History is another item that puts me in the wait-and-see camp regarding Yahoo's BOSS effort. Here's my working theory: Open source is a fine model for companies as long as they start that way. When you go proprietary to open source it's usually because you're losing the war and it's too late. In other words, open strategies have to be in your DNA from the beginning. It's very hard to switch streams.

To wit:

  • In 1998, Netscape created Mozilla.org to try to keep its Communicator browser going. Netscape was losing share to Microsoft's Internet Explorer and the company wanted to woo developers. Today, it's clear that Mozilla is a huge success, but it didn't do much for Netscape at the time. Mozilla at the time resembled a Hail Mary pass. And it was.

  • RealNetworks shared code in an effort called Helix--but only after it was clear Windows Media Player had won the fight. RealNetworks later chastised Apple for having a closed system with the iPod, but we know how that turned out too. RealNetwork's efforts were commendable and it worked hard to recruit the open source crowd, but it never regained its late 1990s momentum.

  • Sun has also gone hog wild for open source, buying MySQL, launching Open Solaris and contributing code to the open source community repeatedly over the last decade. However, if Sun had its old gravy train going--selling expensive proprietary servers with its own chips--I'd bet this open source thing wouldn't have happened.

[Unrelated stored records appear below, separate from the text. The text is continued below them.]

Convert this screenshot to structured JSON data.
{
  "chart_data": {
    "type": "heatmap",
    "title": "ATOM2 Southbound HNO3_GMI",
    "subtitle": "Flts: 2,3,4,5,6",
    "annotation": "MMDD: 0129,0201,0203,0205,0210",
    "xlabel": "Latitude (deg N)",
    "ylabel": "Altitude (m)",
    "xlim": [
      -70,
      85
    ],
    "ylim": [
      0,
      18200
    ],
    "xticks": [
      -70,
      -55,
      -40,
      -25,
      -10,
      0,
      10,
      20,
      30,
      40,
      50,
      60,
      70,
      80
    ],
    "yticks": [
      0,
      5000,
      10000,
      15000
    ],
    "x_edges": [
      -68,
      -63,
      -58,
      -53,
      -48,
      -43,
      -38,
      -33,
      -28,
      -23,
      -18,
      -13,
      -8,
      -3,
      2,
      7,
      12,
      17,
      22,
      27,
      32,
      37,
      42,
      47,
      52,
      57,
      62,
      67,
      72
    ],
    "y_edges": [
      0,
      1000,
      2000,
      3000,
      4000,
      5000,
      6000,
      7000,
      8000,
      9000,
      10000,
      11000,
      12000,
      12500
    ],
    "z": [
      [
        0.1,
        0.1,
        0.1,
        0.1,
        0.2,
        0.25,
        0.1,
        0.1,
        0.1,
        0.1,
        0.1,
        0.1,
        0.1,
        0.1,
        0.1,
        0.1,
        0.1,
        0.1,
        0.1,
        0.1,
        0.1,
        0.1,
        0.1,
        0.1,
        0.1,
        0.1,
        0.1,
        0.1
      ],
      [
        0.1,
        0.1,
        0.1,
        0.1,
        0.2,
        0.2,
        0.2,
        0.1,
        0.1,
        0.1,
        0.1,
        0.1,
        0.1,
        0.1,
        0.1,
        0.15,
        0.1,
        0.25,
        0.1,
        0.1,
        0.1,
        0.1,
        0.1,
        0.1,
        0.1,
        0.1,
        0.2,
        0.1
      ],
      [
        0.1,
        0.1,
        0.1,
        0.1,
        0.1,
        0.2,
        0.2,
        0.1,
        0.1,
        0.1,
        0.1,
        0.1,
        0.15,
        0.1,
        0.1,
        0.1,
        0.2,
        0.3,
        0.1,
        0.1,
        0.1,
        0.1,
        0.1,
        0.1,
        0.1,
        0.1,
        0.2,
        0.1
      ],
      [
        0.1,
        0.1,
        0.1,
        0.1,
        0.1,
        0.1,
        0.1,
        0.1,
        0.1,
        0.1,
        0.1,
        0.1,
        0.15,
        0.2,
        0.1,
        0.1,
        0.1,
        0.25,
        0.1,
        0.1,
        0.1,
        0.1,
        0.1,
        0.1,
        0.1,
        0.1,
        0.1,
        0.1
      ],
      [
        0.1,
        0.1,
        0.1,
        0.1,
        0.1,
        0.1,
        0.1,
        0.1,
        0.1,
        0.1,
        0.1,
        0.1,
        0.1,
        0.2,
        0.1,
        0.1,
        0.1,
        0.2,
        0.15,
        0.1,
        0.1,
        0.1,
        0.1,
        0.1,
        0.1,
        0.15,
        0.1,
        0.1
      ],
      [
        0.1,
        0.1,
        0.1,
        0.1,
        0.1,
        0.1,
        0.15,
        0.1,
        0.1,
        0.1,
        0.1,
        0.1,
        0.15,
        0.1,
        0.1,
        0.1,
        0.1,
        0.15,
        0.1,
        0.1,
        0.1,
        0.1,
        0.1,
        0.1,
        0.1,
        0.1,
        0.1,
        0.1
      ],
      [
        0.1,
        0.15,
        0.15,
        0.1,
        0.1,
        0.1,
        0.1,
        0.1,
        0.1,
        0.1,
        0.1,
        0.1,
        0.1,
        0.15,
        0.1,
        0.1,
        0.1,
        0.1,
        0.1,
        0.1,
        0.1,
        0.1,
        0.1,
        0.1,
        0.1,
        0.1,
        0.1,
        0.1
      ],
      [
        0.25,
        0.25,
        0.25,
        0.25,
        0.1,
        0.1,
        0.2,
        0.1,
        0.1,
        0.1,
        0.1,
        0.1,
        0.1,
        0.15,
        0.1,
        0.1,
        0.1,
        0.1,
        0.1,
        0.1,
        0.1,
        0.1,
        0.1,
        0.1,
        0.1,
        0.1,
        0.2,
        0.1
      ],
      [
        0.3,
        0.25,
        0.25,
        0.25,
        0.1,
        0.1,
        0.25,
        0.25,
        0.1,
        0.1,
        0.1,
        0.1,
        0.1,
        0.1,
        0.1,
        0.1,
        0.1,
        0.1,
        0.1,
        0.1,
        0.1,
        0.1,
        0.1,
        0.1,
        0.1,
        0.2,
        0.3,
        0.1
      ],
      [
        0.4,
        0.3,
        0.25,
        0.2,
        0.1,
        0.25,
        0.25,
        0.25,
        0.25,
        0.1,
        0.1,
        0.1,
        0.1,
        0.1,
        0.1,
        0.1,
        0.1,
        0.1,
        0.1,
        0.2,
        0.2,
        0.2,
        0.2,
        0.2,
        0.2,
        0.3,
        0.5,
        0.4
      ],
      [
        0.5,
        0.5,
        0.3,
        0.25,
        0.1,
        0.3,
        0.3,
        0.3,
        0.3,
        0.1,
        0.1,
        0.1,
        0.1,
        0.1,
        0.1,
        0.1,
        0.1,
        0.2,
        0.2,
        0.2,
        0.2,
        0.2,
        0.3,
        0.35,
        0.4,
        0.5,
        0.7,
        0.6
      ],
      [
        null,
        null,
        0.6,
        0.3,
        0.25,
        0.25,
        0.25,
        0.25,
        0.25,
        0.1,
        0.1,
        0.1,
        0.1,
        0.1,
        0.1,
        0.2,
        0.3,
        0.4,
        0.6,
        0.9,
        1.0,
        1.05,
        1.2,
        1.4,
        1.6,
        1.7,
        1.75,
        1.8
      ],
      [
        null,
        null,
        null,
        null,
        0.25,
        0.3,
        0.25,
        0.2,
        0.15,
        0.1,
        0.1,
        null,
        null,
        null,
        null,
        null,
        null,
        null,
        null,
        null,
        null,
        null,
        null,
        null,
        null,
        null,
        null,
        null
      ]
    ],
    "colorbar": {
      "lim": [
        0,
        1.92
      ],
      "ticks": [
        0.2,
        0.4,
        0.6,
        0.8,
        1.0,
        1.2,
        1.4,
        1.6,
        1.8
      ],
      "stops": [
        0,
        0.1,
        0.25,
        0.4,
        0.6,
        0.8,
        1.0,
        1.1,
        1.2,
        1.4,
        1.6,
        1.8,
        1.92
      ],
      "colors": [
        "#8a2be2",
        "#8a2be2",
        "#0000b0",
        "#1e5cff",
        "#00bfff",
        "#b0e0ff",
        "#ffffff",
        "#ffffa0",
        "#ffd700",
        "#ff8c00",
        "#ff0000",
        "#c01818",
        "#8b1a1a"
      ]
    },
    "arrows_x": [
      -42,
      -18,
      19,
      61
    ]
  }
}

Admittedly, that's cynical. Today, Sun is an open source poster child, but it's trying to stir up an ecosystem to move software and hardware too. However, you can argue Sun is using open source as a Hail Mary pass too.

The chart (via Google Finance) tells the open source as Hail Mary pass tale:

Simply put, everyone loves open source when they are getting the snot kicked out of them.

And that brings us to Yahoo. The company invested billions in its search, spent a ton of engineering time and is getting lapped by Google. Meanwhile, Microsoft is hovering. In that context, Yahoo's open strategy makes a lot of sense. But let's not kid ourselves, Yahoo's open strategy could be characterized as a Hail Mary pass too. It may work. BOSS may turn out to be brilliant. But let's reserve judgment until we see some results--on the business and technology fronts.

Update:  There are a few differing opinions on this one. Ed Burnette says I have it all wrong and one talkbacker agrees. Can you feel the love today on ZDNet? The crux of Ed's argument is that what Yahoo search plan isn't technically open source. I'll concede that to a degree, but the overall point is that when a company suddenly gets "open" religion it's because things are going so well. Ed also holds up Mozilla as a success--a point I acknowledge in my post. That didn't turn out so swell for Netscape, which was already in decline.

Dana Blankenhorn also has an interesting post on the Yahoo move that qualifies as a must read.